Flagship Opportunities I directly holds 2,244,305 shares of Common Stock. Flagship Opportunities GP, as the general partner of Flagship Opportunities I, may be deemed to beneficially own the shares directly held by Flagship Opportunities I.
Flagship Fund 2007 directly holds 216,451 shares of Common Stock. Flagship Fund 2007 GP, as the general partner of Flagship Fund 2007, may be deemed to beneficially own the shares directly held by Flagship Fund 2007.
Cadena LLC directly holds 1,649,999 shares of Common Stock.
Dr. Afeyan and Mr. Kania, as the managers of Flagship Fund IV GP and Flagship Fund 2007 GP, may be deemed to beneficially own the shares directly held by the Flagship Fund IV Funds and Flagship Fund 2007. While Mr. Kania is retired from Flagship Pioneering, he continues to serve as a manager of Flagship Fund IV GP and Flagship Fund 2007 GP. Dr. Afeyan, as the sole manager of Flagship Fund V GP, Flagship Opportunities GP and Cadena LLC and the sole director of Flagship Pioneering, Inc., may be deemed to beneficially own the shares directly held by the Flagship Fund V Funds, VentureLabs V, Flagship Opportunities I and Cadena LLC.
(c) On March 4, 2019, Flagship Fund V, Nutritional Innovation Fund and Flagship Opportunities I purchased 266,667 shares, 333,333 shares, and 333,333 shares, respectively, for an aggregate of 933,333 shares of Common Stock in connection with the Issuer’s initial public offering. The purchase price was $15.00 per share. Also on March 4, 2019, each share of the Issuer’s preferred stock held by the Flagship Funds was automatically converted into the Issuer’s Common Stock on aone-for-two basis upon the closing of the Issuer’s initial public offering, resulting in the Flagship Funds receiving the following shares: 42,865 shares by VentureLabs IV, 947,111 shares by Flagship Fund IV, 2,500,000 shares by VentureLabs V, 2,293,429 shares by Flagship Fund V, 639,360 shares by Nutritional Health Side Fund, 6,227,190 shares by Nutritional Innovation Fund, 1,910,972 shares by Flagship Opportunities I, 216,451 shares by Flagship Fund 2007 and 1,649,999 shares by Cadena.
(d) Except as described herein, no other person has the right to receive or the power to direct the receipt of dividends from, or the proceeds from the sale of, securities covered by this statement.
(e) Not applicable
Item 6. | Contracts, Arrangements, Understandings or Relationships with Respect to Securities of the Issuer |
Registration rights
On February 21, 2018, the Flagship Funds (other than Cadena LLC) entered into a second amended and restated investors’ rights agreement with the Issuer (the “Investors’ Rights Agreement”). The Investors Rights Agreement provides for certain rights relating to the registration of the Common Stock held by the Flagship Funds and certain other holders (the “Registrable Securities”) pursuant to the Securities Act of 1933, as amended (the “Securities Act”).

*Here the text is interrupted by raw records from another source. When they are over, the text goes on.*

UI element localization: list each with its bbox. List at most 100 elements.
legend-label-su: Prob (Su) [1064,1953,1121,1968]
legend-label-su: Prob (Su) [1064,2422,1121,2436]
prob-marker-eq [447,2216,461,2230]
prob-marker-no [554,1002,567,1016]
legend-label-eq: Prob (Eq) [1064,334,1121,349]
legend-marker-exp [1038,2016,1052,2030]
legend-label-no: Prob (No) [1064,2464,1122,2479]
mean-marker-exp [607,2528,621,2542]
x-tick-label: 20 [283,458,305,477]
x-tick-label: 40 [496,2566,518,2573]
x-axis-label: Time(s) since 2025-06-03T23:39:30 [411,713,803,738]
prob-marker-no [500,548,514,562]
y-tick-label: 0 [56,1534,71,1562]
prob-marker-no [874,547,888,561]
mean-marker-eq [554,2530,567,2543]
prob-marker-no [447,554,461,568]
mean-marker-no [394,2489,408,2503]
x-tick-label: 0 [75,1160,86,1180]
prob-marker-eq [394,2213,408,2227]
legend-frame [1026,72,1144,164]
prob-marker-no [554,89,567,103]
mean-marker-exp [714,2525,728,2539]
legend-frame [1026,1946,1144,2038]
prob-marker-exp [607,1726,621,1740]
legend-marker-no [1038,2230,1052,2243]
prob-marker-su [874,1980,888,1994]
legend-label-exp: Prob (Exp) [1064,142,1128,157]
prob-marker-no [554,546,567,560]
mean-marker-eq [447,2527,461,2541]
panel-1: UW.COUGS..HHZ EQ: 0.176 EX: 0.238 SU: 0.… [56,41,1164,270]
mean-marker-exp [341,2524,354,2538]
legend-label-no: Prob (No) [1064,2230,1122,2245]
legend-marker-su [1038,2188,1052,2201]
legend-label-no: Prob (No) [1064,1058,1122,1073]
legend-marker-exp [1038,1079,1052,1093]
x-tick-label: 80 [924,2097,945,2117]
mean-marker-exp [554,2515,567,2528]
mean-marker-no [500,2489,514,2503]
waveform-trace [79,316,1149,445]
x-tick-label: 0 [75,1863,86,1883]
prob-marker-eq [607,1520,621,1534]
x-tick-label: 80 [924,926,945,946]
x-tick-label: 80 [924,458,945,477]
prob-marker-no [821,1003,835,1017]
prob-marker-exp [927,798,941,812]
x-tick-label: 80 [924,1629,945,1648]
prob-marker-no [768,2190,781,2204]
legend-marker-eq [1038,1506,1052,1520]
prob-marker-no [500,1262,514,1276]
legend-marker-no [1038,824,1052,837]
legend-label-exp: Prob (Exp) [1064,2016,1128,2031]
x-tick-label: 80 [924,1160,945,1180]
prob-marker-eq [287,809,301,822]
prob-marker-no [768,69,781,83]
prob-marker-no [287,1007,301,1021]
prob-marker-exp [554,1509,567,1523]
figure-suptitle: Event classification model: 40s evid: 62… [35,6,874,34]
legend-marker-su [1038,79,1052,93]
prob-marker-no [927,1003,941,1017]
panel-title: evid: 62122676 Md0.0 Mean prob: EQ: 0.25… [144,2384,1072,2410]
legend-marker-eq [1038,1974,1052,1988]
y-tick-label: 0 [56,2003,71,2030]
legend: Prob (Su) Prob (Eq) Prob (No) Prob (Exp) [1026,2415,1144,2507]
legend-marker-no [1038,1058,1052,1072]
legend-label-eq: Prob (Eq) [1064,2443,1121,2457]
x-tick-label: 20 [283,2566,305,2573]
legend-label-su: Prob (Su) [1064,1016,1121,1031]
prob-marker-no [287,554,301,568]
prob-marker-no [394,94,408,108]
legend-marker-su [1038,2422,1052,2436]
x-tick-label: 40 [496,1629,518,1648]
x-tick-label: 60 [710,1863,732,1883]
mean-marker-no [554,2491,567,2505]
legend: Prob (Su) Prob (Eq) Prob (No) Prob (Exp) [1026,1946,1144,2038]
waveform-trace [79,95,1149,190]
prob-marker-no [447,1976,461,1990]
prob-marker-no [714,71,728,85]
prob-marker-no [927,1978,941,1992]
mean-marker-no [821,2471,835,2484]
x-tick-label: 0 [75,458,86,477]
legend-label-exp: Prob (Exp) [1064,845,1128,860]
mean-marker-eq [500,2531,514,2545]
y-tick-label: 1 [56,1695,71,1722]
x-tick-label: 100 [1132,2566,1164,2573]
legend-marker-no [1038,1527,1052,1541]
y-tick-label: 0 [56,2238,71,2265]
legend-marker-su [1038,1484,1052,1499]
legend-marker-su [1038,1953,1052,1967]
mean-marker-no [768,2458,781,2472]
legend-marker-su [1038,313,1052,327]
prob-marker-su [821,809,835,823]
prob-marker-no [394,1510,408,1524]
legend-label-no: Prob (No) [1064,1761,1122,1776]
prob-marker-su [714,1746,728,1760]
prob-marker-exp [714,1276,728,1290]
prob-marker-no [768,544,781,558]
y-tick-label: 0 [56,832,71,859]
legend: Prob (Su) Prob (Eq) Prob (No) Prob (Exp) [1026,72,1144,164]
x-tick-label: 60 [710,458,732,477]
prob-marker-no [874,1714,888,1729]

Demand registration rights
Any time after August 26, 2019, the holders of the Registrable Securities are entitled to demand registration rights under certain conditions. Under the terms of the Investors’ Rights Agreement, the Issuer will be required, upon the written request of holders of at least 50% of these Registrable Securities that would result in an aggregate offering price of at least $10.0 million, to file a registration statement and use best efforts to effect the registration of all or a portion of these Registrable Securities for public resale. The Issuer is required to effect only two registrations pursuant to this provision of the Investors’ Rights Agreement.
Short-form registration rights
Pursuant to the Investors’ Rights Agreement, if the Issuer is eligible to file a registration statement on FormS-3, upon the written request of holders of at least 30% of the Registrable Securities that would result in an aggregate offering price of at least $5.0 million, the Issuer will be required to effect a registration of such Registrable Securities. The Issuer is required to effect only two registrations in any twelve month period pursuant to this provision of the Investors’ Rights Agreement. The right to have such shares registered on FormS-3 is further subject to other specified conditions and limitations.
Piggyback registration rights
Pursuant to the Investors’ Rights Agreement, if the Issuer registers any of its securities either for its own account or for the account of other security holders, subject to certain exceptions, the holders of the Registrable Securities are entitled to include their shares in the registration. Subject to certain exceptions contained in the Investors’ Rights Agreement, the Issuer and the underwriters may limit the number of shares included in the underwritten offering to the number of shares which the Issuer and the underwriters determine in their sole discretion will not jeopardize the success of the offering.